3. You wrote 'UK' for United Kingdom on the envelope, and it should be Gran Bretagna (Great Britain)
2. [No explanation] They just left you standing there and went on their coffee break
1. We have no stamps here [this excuse comes in many other forms from 'we don't have the right denominations', 'you want too many stamps', the meter is down, the meter can't post to the USA, the list is endless]

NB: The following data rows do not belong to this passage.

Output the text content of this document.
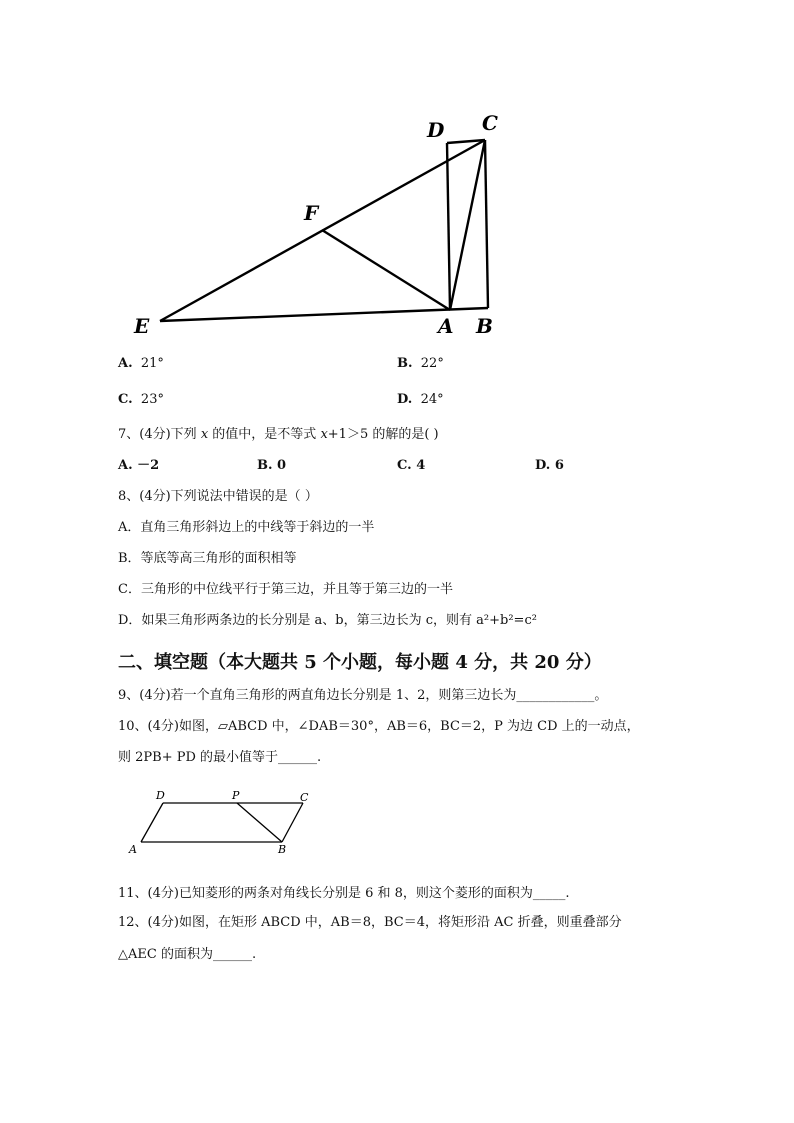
D C
F
E	A B
A. 21°	B. 22°
C. 23°	D. 24°
7、(4分)下列 x 的值中，是不等式 x+1＞5 的解的是( )
A. －2	B. 0	C. 4	D. 6
8、(4分)下列说法中错误的是（ ）
A．直角三角形斜边上的中线等于斜边的一半
B．等底等高三角形的面积相等
C．三角形的中位线平行于第三边，并且等于第三边的一半
D．如果三角形两条边的长分别是 a、b，第三边长为 c，则有 a²+b²=c²
二、填空题（本大题共 5 个小题，每小题 4 分，共 20 分）
9、(4分)若一个直角三角形的两直角边长分别是 1、2，则第三边长为____________。
10、(4分)如图，▱ABCD 中，∠DAB＝30°，AB＝6，BC＝2，P 为边 CD 上的一动点，
则 2PB+ PD 的最小值等于______.
D	P	C
A	B
11、(4分)已知菱形的两条对角线长分别是 6 和 8，则这个菱形的面积为_____.
12、(4分)如图，在矩形 ABCD 中，AB＝8，BC＝4，将矩形沿 AC 折叠，则重叠部分
△AEC 的面积为______.
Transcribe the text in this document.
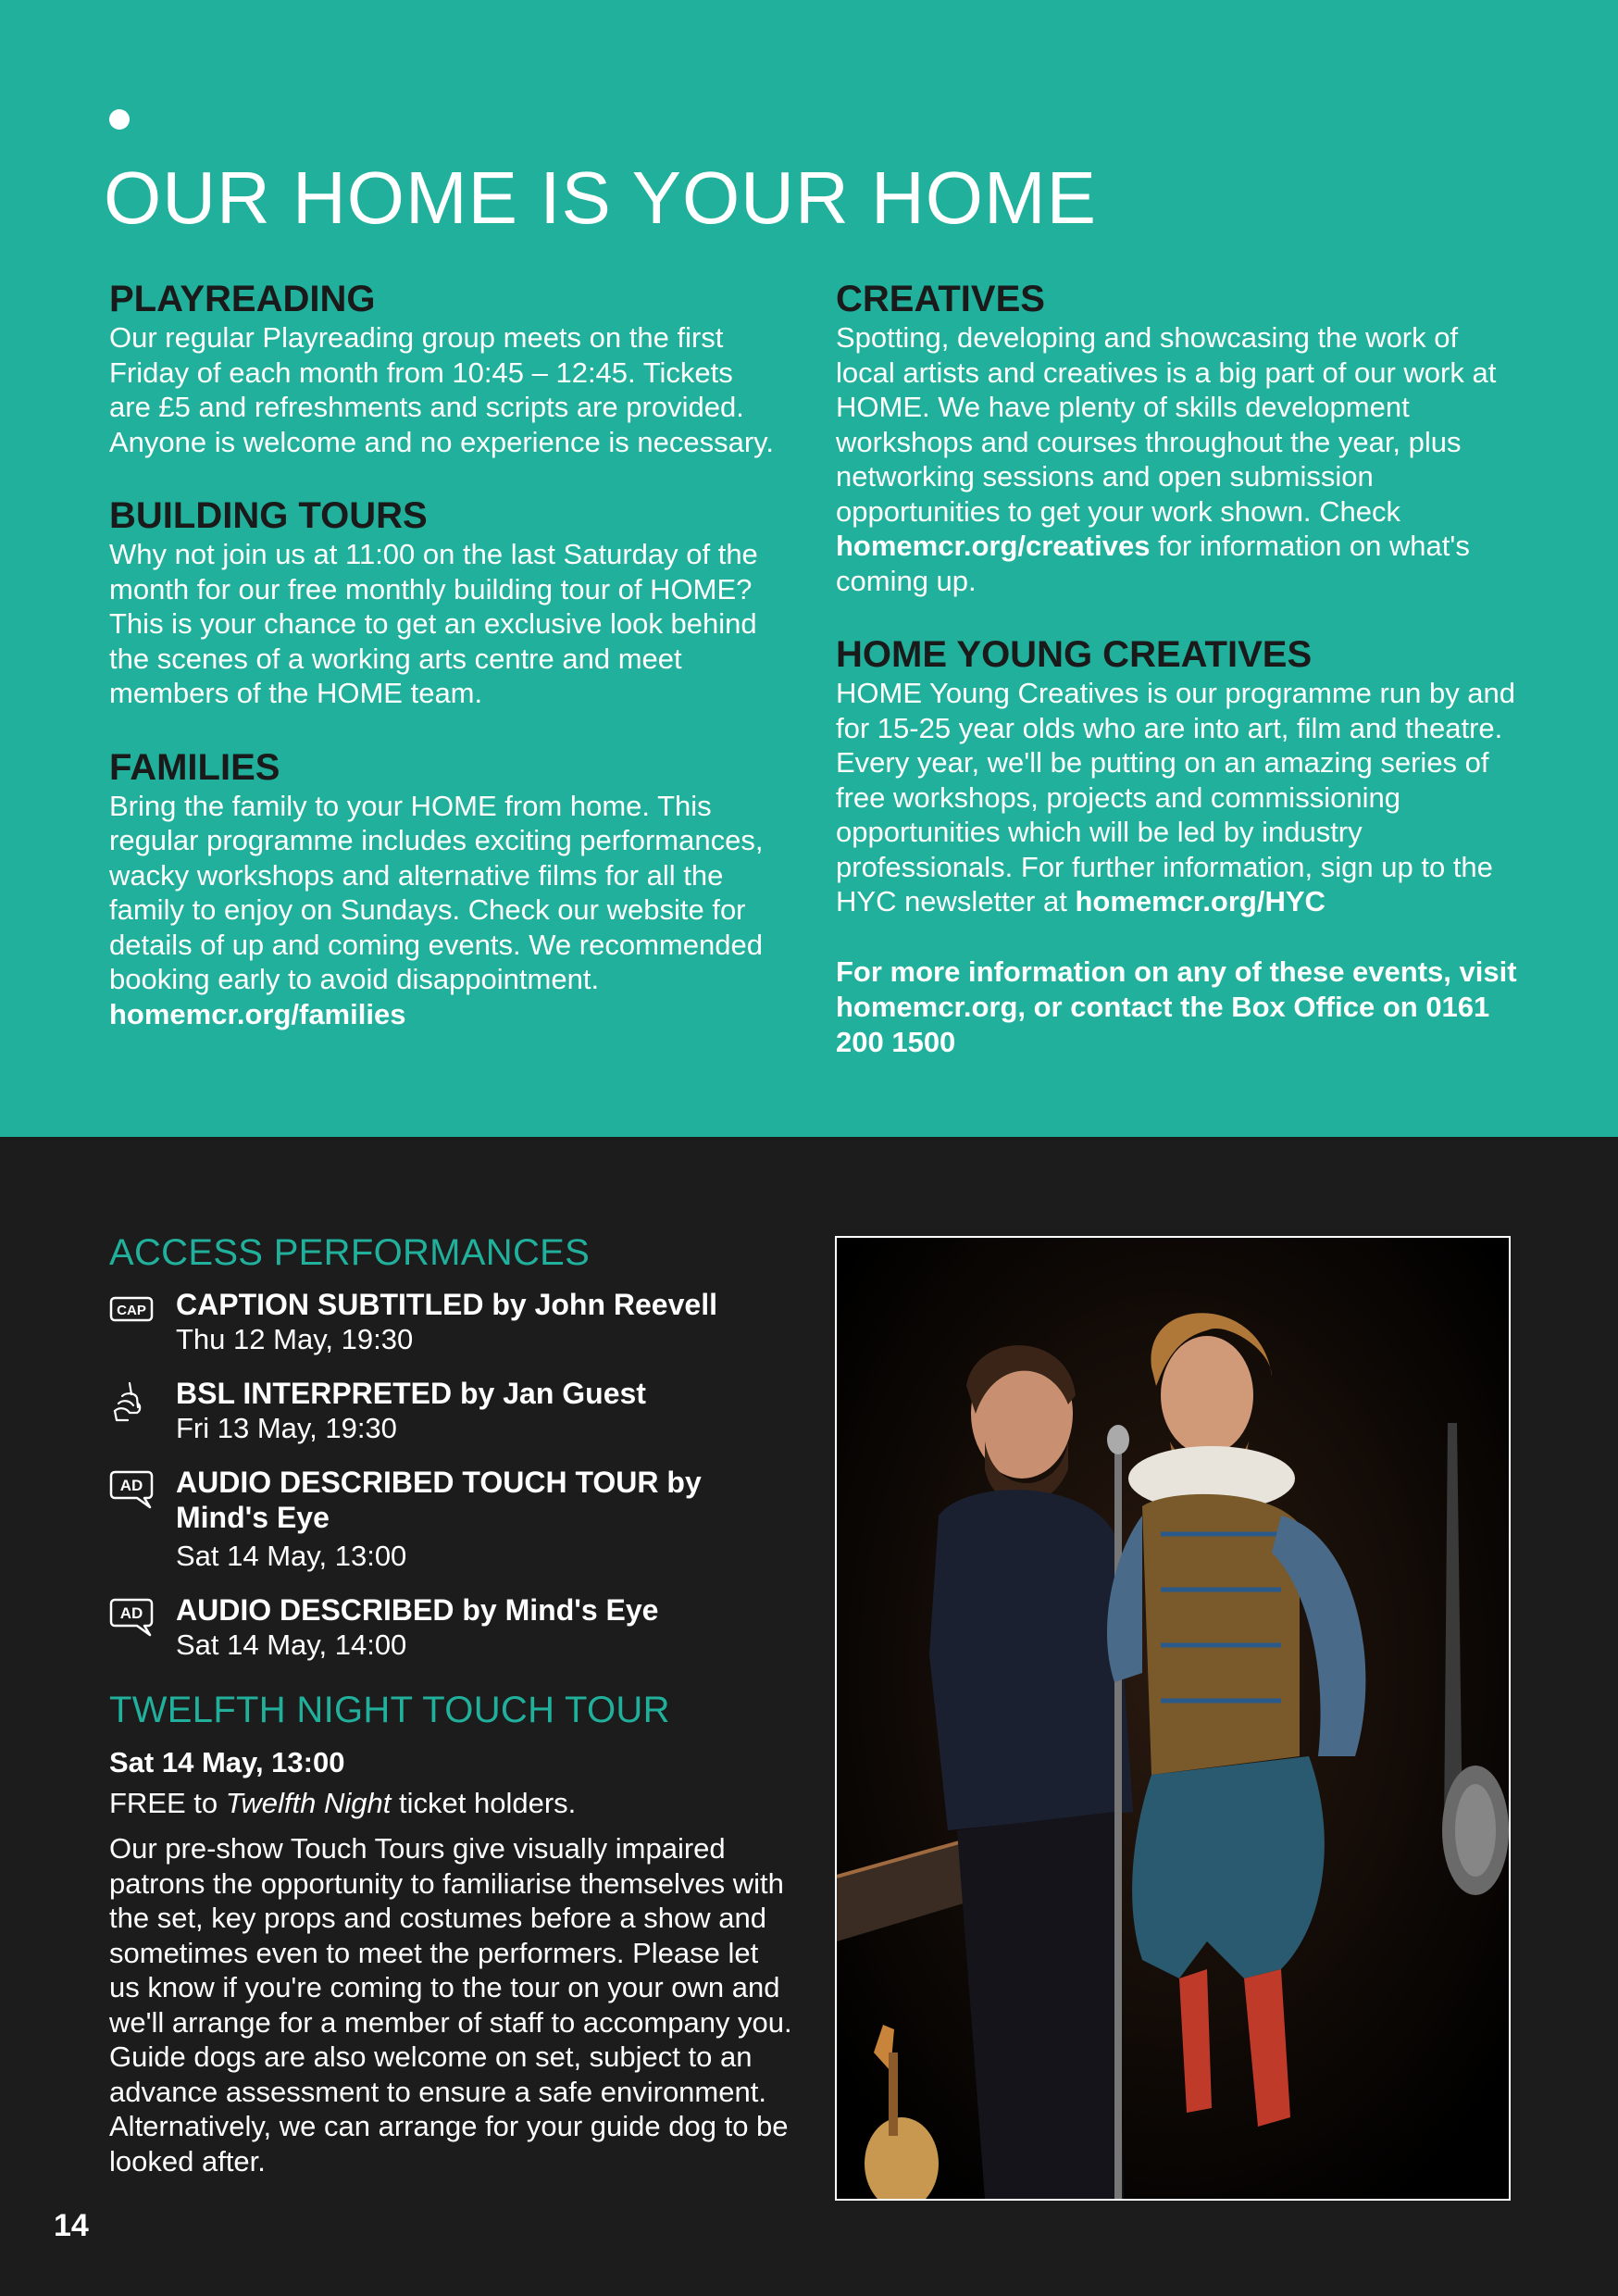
OUR HOME IS YOUR HOME
PLAYREADING

Our regular Playreading group meets on the first Friday of each month from 10:45 – 12:45. Tickets are £5 and refreshments and scripts are provided. Anyone is welcome and no experience is necessary.

BUILDING TOURS

Why not join us at 11:00 on the last Saturday of the month for our free monthly building tour of HOME? This is your chance to get an exclusive look behind the scenes of a working arts centre and meet members of the HOME team.

FAMILIES

Bring the family to your HOME from home. This regular programme includes exciting performances, wacky workshops and alternative films for all the family to enjoy on Sundays. Check our website for details of up and coming events. We recommended booking early to avoid disappointment. homemcr.org/families

CREATIVES

Spotting, developing and showcasing the work of local artists and creatives is a big part of our work at HOME. We have plenty of skills development workshops and courses throughout the year, plus networking sessions and open submission opportunities to get your work shown. Check homemcr.org/creatives for information on what's coming up.

HOME YOUNG CREATIVES

HOME Young Creatives is our programme run by and for 15-25 year olds who are into art, film and theatre. Every year, we'll be putting on an amazing series of free workshops, projects and commissioning opportunities which will be led by industry professionals. For further information, sign up to the HYC newsletter at homemcr.org/HYC

For more information on any of these events, visit homemcr.org, or contact the Box Office on 0161 200 1500
ACCESS PERFORMANCES
CAP CAPTION SUBTITLED by John Reevell
Thu 12 May, 19:30
BSL INTERPRETED by Jan Guest
Fri 13 May, 19:30
AD AUDIO DESCRIBED TOUCH TOUR by Mind's Eye
Sat 14 May, 13:00
AD AUDIO DESCRIBED by Mind's Eye
Sat 14 May, 14:00
TWELFTH NIGHT TOUCH TOUR
Sat 14 May, 13:00
FREE to Twelfth Night ticket holders.
Our pre-show Touch Tours give visually impaired patrons the opportunity to familiarise themselves with the set, key props and costumes before a show and sometimes even to meet the performers. Please let us know if you're coming to the tour on your own and we'll arrange for a member of staff to accompany you. Guide dogs are also welcome on set, subject to an advance assessment to ensure a safe environment. Alternatively, we can arrange for your guide dog to be looked after.
14
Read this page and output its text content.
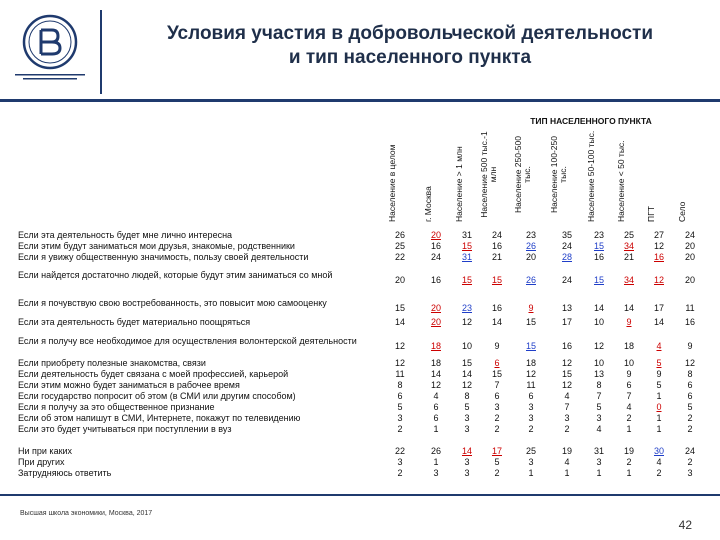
Условия участия в добровольческой деятельности
и тип населенного пункта
ТИП НАСЕЛЕННОГО ПУНКТА
Население в целом	г. Москва	Население > 1 млн	Население 500 тыс.-1 млн	Население 250-500 тыс.	Население 100-250 тыс.	Население 50-100 тыс.	Население < 50 тыс.	ПГТ	Село
Если эта деятельность будет мне лично интересна	26	20	31	24	23	35	23	25	27	24
Если этим будут заниматься мои друзья, знакомые, родственники	25	16	15	16	26	24	15	34	12	20
Если я увижу общественную значимость, пользу своей деятельности	22	24	31	21	20	28	16	21	16	20
Если найдется достаточно людей, которые будут этим заниматься со мной	20	16	15	15	26	24	15	34	12	20
Если я почувствую свою востребованность, это повысит мою самооценку	15	20	23	16	9	13	14	14	17	11
Если эта деятельность будет материально поощряться	14	20	12	14	15	17	10	9	14	16
Если я получу все необходимое для осуществления волонтерской деятельности	12	18	10	9	15	16	12	18	4	9
Если приобрету полезные знакомства, связи	12	18	15	6	18	12	10	10	5	12
Если деятельность будет связана с моей профессией, карьерой	11	14	14	15	12	15	13	9	9	8
Если этим можно будет заниматься в рабочее время	8	12	12	7	11	12	8	6	5	6
Если государство попросит об этом (в СМИ или другим способом)	6	4	8	6	6	4	7	7	1	6
Если я получу за это общественное признание	5	6	5	3	3	7	5	4	0	5
Если об этом напишут в СМИ, Интернете, покажут по телевидению	3	6	3	2	3	3	3	2	1	2
Если это будет учитываться при поступлении в вуз	2	1	3	2	2	2	4	1	1	2
Ни при каких	22	26	14	17	25	19	31	19	30	24
При других	3	1	3	5	3	4	3	2	4	2
Затрудняюсь ответить	2	3	3	2	1	1	1	1	2	3
Высшая школа экономики, Москва, 2017
42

For anyone attempting to apply logic as in...Why don't they just give us postage stamp machines? The reasons are two-fold:
a) It would imply someone filling them up with envelopes, money and postage labels to keep them running, which, after day 3 would no longer be in service and
b) in a country in which the second favorite national pastime is beating the system, they would need someone to check that the postage on the package was accurate, as everyone would simply weigh out boxes empty, get the stamps, and then and only then fill up their boxes with leaden materials and pop them in the mail.
1 comment:
I remember #7 from decades ago, it's not new; then the only exception was that you could do more than five but they had to have a special itemized list (basically doing the work of the postal worker), and I was recently the victim of its corollary: limitless amounts of single transactions are possible at one time if the person at the sportello wants to flirt with you... I was stuck behind a young cute flirtsy blond who had 25 individual raccomandate which she was filling out with the kind and attentive assistance of the 50 something male sportellista while three other sportelli were chiusi (with people sitting behind them, either chatting with colleagues or doing some arcane inventory work counting piles of envelopes again and again and noting there numbers on little slips of scratch paper.